Microstructure-dependent deformation behaviour of a low \(\gamma^\prime\) volume fraction Ni-base superalloy studied by in-situ neutron diffraction
Artikel i vetenskaplig tidskrift, 2019
Ni-base superalloys are critical materials for numerous demanding applications in the energy and aerospace sectors. Their complex chemistry and microstructure require detailed understanding of the operating deformation mechanisms and interaction between the matrix and the hardening phase during plastic deformation. Here we use in-situ neutron diffraction to show that the dependence of the deformation mechanisms and load redistribution on $\gamma^\prime$ particle size in a Ni-base superalloy with a $\gamma^\prime$ volume fraction of around $20 \%$ can exhibit distinct differences compared to their high volume fraction counterparts.
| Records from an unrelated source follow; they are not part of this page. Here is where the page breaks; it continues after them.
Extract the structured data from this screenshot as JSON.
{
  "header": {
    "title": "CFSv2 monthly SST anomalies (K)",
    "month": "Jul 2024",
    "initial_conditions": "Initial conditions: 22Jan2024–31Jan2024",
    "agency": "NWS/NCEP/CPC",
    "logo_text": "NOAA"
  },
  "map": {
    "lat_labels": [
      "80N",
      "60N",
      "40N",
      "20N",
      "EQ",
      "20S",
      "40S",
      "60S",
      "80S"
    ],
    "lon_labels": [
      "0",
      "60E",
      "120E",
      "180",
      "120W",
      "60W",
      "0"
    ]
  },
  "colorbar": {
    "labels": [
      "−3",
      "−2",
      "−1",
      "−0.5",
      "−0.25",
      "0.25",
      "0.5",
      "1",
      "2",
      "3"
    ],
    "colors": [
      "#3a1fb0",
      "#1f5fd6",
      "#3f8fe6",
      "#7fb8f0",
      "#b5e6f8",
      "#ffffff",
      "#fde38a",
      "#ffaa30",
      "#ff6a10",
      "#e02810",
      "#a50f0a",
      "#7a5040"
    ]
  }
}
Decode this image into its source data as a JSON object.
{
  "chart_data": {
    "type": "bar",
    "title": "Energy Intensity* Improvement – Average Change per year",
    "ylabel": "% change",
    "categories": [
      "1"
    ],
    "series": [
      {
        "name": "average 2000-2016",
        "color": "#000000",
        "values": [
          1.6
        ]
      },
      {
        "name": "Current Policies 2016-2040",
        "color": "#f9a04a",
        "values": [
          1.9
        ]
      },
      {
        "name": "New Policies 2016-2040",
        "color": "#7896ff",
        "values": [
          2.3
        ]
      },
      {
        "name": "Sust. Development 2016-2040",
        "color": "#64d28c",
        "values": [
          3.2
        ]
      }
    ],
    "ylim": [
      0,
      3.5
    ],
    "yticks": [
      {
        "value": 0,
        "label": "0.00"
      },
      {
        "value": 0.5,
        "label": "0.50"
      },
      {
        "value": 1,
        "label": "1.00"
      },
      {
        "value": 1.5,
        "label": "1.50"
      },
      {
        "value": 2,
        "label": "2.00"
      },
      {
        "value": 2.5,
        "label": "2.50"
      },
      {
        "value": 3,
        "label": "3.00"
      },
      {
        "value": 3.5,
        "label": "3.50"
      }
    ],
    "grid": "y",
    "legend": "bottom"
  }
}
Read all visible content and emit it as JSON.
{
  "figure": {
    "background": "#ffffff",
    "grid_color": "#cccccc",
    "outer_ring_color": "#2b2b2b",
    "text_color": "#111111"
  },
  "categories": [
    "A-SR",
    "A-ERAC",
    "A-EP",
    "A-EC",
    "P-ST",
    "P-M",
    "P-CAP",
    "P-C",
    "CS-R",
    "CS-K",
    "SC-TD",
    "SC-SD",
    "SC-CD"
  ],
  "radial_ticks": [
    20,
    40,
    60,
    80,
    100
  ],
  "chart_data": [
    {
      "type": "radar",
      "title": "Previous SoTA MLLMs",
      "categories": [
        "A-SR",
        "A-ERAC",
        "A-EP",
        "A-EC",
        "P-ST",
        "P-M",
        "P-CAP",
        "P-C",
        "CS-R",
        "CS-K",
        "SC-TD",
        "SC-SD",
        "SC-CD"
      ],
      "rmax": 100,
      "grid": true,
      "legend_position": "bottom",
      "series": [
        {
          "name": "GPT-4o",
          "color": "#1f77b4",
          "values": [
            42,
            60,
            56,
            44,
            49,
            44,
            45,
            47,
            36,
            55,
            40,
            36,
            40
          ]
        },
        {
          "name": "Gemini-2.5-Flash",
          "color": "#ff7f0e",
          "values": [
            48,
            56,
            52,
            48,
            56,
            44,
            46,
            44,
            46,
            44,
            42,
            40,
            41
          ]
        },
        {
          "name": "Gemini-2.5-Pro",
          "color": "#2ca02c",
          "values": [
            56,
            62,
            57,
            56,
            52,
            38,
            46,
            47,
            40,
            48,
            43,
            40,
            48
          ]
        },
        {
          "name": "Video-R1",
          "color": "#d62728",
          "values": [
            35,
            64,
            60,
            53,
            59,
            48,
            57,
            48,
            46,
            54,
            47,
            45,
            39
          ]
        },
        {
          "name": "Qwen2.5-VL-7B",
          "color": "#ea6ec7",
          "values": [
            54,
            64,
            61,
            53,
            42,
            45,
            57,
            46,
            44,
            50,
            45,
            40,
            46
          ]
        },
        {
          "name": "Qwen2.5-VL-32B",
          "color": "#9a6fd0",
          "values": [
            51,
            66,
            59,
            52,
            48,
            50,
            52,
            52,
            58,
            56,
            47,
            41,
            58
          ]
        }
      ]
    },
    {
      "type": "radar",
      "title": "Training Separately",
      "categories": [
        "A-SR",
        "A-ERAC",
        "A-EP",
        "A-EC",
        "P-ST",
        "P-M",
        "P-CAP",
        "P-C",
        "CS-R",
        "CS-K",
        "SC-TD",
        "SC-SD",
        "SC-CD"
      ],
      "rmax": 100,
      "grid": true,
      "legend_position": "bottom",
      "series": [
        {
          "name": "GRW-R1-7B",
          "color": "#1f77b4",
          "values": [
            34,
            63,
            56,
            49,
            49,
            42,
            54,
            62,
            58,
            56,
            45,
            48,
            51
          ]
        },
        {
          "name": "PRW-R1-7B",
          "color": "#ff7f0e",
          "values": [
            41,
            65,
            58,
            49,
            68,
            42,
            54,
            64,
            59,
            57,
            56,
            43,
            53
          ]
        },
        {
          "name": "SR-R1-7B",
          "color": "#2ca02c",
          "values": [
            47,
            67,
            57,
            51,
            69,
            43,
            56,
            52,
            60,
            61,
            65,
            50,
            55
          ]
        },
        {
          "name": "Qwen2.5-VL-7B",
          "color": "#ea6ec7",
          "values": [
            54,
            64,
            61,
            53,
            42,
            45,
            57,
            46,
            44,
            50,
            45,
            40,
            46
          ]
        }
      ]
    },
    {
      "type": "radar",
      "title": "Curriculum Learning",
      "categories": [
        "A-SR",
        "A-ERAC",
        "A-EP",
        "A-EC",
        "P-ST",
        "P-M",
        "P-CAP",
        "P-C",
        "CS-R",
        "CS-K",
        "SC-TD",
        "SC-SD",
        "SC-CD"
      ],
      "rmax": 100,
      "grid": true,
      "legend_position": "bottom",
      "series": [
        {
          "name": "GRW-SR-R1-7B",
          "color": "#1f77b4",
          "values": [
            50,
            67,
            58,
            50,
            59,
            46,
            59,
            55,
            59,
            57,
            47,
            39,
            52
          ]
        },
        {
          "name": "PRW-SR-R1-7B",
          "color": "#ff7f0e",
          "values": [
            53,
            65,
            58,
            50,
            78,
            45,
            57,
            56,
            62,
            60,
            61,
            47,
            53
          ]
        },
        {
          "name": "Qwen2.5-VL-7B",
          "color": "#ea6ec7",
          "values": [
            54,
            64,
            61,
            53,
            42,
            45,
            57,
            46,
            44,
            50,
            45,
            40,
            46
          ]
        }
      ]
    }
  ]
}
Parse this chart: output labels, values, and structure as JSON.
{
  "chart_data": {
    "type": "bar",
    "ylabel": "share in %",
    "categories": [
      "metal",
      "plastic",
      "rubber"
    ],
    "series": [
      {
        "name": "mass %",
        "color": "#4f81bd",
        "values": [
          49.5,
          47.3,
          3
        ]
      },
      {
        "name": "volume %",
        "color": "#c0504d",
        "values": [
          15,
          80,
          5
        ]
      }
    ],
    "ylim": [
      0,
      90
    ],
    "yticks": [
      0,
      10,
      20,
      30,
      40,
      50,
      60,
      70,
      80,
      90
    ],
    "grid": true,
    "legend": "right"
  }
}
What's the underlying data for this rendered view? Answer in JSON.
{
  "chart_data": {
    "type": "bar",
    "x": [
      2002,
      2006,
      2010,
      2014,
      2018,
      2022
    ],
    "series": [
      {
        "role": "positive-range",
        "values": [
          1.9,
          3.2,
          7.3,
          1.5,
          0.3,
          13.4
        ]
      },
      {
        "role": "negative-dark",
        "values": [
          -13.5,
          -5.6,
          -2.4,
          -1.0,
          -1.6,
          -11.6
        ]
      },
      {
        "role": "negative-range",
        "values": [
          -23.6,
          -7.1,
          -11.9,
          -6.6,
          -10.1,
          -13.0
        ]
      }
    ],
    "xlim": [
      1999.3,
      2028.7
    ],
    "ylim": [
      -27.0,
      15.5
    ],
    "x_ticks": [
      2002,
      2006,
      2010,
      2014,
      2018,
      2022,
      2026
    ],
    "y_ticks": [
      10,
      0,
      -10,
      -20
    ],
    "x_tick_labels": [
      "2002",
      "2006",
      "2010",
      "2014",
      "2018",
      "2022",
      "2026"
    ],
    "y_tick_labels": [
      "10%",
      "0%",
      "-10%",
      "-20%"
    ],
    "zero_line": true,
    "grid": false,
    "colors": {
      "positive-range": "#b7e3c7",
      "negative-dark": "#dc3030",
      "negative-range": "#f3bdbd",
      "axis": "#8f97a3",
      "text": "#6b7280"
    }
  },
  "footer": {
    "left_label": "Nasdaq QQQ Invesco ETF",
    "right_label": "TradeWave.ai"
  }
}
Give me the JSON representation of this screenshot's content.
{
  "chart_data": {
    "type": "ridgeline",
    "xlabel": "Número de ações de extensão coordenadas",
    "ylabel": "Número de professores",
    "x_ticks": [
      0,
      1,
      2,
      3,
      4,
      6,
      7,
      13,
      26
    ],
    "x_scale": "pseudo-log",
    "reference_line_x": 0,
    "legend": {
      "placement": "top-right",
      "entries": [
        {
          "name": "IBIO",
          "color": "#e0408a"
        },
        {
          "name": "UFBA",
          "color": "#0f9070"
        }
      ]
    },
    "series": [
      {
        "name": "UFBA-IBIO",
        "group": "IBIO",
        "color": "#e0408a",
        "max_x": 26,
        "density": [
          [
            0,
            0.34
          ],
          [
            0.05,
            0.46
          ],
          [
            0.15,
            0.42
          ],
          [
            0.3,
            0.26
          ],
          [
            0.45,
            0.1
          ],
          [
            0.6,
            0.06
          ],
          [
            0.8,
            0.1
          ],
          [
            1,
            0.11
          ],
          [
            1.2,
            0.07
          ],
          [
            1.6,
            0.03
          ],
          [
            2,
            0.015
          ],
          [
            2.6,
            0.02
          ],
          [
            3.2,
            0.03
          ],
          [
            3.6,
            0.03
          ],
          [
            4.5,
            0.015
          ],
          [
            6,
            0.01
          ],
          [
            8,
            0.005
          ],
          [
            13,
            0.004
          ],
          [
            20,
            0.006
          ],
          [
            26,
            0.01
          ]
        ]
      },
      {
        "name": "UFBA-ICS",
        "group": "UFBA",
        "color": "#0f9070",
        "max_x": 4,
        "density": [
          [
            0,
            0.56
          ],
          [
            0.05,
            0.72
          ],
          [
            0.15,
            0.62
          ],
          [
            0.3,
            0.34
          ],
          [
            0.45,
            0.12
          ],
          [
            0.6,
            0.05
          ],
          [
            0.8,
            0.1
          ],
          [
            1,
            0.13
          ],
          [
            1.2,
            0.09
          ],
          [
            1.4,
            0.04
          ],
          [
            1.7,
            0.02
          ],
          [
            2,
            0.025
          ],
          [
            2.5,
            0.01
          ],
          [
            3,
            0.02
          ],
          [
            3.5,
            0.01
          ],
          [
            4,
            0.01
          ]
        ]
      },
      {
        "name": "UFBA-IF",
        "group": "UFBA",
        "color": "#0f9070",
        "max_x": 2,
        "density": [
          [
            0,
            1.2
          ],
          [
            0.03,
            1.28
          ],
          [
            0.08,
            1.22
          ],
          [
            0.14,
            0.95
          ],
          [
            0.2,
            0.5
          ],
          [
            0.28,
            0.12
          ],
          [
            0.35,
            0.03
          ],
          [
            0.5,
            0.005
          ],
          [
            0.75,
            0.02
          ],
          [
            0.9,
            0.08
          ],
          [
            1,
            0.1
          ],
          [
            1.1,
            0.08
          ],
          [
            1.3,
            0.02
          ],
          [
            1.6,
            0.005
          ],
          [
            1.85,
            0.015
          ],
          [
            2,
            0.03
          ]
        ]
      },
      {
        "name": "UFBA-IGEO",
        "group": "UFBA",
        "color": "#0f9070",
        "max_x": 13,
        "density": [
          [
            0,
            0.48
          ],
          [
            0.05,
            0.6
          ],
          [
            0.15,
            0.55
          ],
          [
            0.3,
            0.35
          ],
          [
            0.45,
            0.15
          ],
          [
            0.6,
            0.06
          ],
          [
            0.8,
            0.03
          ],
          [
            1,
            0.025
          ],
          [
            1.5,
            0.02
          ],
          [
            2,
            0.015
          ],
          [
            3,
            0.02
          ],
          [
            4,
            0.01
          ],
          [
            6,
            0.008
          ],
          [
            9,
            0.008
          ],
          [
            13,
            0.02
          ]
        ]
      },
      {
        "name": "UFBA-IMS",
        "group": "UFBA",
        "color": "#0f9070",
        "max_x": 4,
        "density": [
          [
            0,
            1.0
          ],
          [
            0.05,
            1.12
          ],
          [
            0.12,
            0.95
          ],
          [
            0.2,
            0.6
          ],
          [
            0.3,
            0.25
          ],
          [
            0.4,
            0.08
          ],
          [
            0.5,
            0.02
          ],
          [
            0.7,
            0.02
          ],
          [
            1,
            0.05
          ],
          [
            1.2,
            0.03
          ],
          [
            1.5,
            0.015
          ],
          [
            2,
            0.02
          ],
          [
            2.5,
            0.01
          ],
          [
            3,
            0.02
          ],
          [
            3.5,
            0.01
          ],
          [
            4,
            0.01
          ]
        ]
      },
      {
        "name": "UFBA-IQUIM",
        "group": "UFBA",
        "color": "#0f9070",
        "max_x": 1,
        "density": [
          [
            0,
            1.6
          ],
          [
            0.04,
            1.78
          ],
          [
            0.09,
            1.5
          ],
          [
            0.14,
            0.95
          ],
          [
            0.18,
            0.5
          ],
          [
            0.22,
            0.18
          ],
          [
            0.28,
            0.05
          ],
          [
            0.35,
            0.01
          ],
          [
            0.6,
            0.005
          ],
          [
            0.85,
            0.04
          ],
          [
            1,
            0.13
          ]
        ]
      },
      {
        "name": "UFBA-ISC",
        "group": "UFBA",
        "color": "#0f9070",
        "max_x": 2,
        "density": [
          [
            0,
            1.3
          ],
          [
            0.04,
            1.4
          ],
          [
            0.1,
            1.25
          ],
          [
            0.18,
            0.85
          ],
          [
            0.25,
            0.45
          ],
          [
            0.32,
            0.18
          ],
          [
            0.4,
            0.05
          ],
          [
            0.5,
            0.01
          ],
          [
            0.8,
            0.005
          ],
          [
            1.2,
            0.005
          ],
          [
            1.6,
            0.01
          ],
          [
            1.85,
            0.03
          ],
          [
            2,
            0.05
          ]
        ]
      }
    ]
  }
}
In particular, the load redistribution in the coarse microstructure occurs immediately upon yielding in the present case, whereas high $\gamma^\prime$ volume fractions have been observed to initially lead to shear mediated co-deformation before work hardening allows looping to dominate and cause load partitioning at higher stresses. The fine microstructure, on the other hand, behaved similar to high volume fraction alloys, exhibiting co-deformation of the phases due to particle shearing. A recently developed elasto-plastic self-consistent (EPSC) crystal plasticity model, specifically developed for the case of coherent multi-phase materials, could reproduce experimental data with good accuracy. Furthermore, the finite strain formulation of the EPSC model allowed deformation induced texture predictions. The correct trends were predicted by the simulations, but the rate of lattice rotation was slower than experimentally observed. The insights point towards necessary model developments and improvements in order to accurately predict e.g. texture evolution during processing and effect of texture and microstructure on component properties.